I liked the little screen on the new mini Kaoss Pad (the Kaoss Pad 2) which allows you to easily read the names of the programs. A small screen like this would be a great addition to the KP3, as it is not easy to read the giant letters that scroll across the touch screen.
More Loop Banks: Love the loop banks. Need more of them. The solution now is to chain another KP3 to the first one. Why not give a new version 8 loop banks — same size buttons as they work really well.
Option for creating longer loops that are not constrained by the beats/timing of the machine: Kind of like a looping pedal for a guitar. Sometimes you want to be able to create a loop that is longer than the time available.
The ability to apply an effect to one loop only, even if all the loops are playing, or to no loops and only apply the effect to the input current running in the Kaoss Pad.
Any other cool stuff you geniuses can think of.
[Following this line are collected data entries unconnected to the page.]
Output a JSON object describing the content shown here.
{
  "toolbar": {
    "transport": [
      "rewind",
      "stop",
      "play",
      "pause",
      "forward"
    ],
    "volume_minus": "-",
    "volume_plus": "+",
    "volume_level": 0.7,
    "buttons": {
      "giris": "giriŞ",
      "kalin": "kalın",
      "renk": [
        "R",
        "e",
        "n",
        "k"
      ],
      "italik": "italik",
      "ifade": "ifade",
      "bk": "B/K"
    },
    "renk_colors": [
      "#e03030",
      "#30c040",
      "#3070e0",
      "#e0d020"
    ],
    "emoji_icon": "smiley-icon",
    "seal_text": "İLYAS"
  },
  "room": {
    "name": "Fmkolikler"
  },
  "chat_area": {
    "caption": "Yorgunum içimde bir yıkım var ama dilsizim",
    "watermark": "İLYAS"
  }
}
OK Korg-Friends — get on it! Thanks for your time.
Over the weekend I built this kit that I ordered from Bleep Labs, in Austin. It is the Nebulophone, a little synthesizer.
Having never soldered before, I did this skateboarder style — meaning that I bought a soldering iron, some solder, watched a youtube video on how to solder and then learned by doing it on this kit. That’s right. I didn’t even try the soldering thing out on some junk first. How dumb was that? Turns out that while it may have been dumb, I still managed to do a pretty good job of soldering the fairly tiny connections.
I have always enjoyed doing stuff like this. I built a lot of models when I was a kid, and yes, I painted lots of miniatures for D&D. So I like doing detail work of this sort. My eyes are not so good anymore, which makes this a bit challenging. BUT, with a little squinting and a lot of light I had success. Turned it on and it made lots of cool noises.
The Nebulophone does not have its own speaker. I plugged it into my Kaoss Pad KP3, which goes to my headphones and/or amp. For a $55 kit, this thing has a lot of functionality. For one thing, you can record 32 notes into its sequencer than play it back a varying speeds. Cool. Really just scratched the surface on Day 1 with this synth. Really fun to team it up with the KP3 effects and loops though.
Think all those gnarly synth sounds in the early DEVO albums. That’s what this synth is good at producing.